2/28/2010

seyr-ü sefa!

herkese günaydın biliyorum akşam olmak üzere ama bugün böyle olsun! misafirim vardı haftasonu, onu geçirdim sabahtan, sonra bir güzel uyumuşum sormayın (aklınız kalır kesin).. ancak kendime geldim!

sabah kahvemi yaptıııım (dumanı üstünde göreceğiniz gibi)!

yanında rulokatlarım (yeme de yanında yat)! hımmm! nefis nefis (oldum olası bayılırım bu ikiliye)!



başka... bugünlük başka bişi yok.. herşey yolunda...

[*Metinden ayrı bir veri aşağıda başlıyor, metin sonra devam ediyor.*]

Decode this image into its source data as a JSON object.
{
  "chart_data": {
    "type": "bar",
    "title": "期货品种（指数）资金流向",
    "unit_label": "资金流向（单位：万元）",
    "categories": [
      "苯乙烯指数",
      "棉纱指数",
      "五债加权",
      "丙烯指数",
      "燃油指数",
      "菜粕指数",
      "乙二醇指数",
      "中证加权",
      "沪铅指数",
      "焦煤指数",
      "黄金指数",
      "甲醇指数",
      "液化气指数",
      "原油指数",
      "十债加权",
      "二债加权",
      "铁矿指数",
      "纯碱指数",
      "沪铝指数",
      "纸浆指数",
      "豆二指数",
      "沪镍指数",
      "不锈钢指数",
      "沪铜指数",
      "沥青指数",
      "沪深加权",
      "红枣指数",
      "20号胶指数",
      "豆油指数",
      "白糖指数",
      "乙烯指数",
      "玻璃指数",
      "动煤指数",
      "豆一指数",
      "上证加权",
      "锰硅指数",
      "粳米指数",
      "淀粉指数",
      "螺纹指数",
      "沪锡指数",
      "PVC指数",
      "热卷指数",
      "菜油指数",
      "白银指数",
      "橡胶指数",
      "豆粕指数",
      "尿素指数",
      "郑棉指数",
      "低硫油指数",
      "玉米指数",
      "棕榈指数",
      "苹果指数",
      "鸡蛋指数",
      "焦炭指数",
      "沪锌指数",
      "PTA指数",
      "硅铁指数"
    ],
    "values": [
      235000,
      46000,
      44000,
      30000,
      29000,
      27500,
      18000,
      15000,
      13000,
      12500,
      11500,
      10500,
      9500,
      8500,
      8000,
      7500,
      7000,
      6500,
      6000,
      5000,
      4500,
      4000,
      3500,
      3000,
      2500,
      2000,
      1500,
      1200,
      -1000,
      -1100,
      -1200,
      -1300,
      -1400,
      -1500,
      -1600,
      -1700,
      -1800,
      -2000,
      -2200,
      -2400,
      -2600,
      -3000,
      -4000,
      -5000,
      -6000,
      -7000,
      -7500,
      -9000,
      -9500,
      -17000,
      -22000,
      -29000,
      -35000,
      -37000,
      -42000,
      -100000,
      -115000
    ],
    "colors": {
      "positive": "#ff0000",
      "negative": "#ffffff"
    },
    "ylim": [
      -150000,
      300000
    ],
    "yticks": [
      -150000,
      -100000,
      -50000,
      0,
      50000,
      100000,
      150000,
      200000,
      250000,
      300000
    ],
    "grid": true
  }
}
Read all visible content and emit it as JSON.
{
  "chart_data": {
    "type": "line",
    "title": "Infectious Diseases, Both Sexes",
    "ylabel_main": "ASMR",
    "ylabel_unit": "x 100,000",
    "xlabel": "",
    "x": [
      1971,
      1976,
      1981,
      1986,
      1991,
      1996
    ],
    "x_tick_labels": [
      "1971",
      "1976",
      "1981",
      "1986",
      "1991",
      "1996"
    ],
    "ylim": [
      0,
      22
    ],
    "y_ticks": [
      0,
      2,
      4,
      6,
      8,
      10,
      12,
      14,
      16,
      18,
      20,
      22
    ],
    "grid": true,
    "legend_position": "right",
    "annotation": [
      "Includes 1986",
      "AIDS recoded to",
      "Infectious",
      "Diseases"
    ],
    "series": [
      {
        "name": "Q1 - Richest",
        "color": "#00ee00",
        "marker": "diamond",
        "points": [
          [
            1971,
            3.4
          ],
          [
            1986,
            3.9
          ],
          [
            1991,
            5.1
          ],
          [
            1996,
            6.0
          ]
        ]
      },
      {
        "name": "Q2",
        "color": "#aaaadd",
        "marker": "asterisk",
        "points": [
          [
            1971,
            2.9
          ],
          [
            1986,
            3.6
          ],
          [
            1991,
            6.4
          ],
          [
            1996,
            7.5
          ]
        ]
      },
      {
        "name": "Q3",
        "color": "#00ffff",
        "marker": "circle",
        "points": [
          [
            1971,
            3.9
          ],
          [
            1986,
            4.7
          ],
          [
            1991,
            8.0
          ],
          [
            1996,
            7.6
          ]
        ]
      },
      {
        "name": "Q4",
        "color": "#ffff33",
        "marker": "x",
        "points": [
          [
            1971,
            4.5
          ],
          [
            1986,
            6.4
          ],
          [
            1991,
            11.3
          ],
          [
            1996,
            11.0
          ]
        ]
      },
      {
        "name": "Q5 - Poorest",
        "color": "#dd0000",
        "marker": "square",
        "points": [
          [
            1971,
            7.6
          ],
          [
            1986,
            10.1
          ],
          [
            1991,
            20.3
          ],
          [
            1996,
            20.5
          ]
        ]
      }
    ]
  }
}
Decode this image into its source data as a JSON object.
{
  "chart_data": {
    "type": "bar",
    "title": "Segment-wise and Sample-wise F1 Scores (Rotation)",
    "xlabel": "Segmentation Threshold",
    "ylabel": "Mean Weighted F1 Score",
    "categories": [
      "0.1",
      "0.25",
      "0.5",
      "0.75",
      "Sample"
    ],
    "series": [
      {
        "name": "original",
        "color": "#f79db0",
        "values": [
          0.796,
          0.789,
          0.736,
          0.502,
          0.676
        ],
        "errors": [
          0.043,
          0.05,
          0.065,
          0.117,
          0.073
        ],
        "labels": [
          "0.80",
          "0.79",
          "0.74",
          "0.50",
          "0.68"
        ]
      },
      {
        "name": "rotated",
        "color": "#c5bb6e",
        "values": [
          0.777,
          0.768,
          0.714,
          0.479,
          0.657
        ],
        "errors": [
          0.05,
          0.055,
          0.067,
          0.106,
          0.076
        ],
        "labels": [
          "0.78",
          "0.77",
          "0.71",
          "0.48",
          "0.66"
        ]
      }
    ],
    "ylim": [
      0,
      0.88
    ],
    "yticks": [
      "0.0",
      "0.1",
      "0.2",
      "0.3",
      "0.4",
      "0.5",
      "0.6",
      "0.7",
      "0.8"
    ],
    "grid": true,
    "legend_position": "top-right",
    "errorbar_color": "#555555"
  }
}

bi deee..bi kuzu var, benim pek tatlı arkadaşım, niyal kuzusu! niyal, kedi aşığıdır. biraz da tebessüme ihtiyacı var bu ara. ben de ona güzel bi hikaye bi de şarkı göndermeye karar verdim :)

........
"akşam, uzun süredir çapkınlık dönemleri yüzünden eve uğramayan mustafa ile van gogh adlı kedilerim çıkageldiler. kiziroğlu mustafa bey, macar ordusunda hafif süvari alayındandır. pelerin savurarak deliler gibi at koşturan o zarif adamlar, attan indiler mi nasıl birdenbire hantallaşırlar; mustafa da öyle hantaldır işte.
büyükdere'den aldığım iki kediden biri. kış ortasına bize yamanabildiğine göre yazlıkçıların beslediği bir kedi olsa gerek. böylelikle ermenice bildiğini varsayabiliriz. nörotik, tutarsız bir hayvandır ama sevmeyi bilmede üstüne yoktur. eski adamlar gibi saçları ortadan ayrılmıştır. sarıyer'li gülüver'le platoni bir aşk yaşıyorlar yıllardır. gülüver, köfteci emin'in beslediği kedilerden. biraz da o yüzden olacak, yalnız köfte ve istavrit yiyor, ciğere ağzını sürmüyor. tam bir hanımefendi. doğuştan siyam kedisi olmaya çalıştı uzun süre ama beceremedi, çünkü boynunda bilmediğim bir renkte -üstüne çamasır suyu dökülmüş de kalmış izlenimi uyandıran- bir leke var. nedim günsür'e sordum, o da böyle bir renk bilmiyor, "luvi" dedi çıktı işin içinden. "gülüver'e özgü" anlamında. gülüver, kesik-yeşil bakar, sevildi mi karnını açar. halk kökenlilerin çoğu gibi geçmişini anmak istemez. yağlı kıyma sevmemesi, öbür kedilerle aynı kağıttan yememesi bunu gösteriyor.
steak house'ta bir et yese, bu sorun çözümlenecek ama o leke yok mu? siyam kedisi olmadığını çok kötü ele veriyor.
çocuklar gülüver'e nilüfer diyorlar. mustafa'nın adını "müst" diye değiştirmeyi düşündük bir ara, kapıcımız mustafa efendi alınmasın diye, ama mustafa efendiye müst demeye başladık bu sefer, vazgeçtik. mustafa, romancı olsaydı, balzac olurdu. gülüver de charlotte bronte'msi romanlar yazardı pembe defterlere.
van gogh mu? o bir başka sefere. "
Tomris Uyar, "Sesler,Yüzler,Sokaklar/ Kedi Hikayeleri"

devam etmek isteyen?

bir süredir aklımdaydı.. ve bi türlü yazamadım..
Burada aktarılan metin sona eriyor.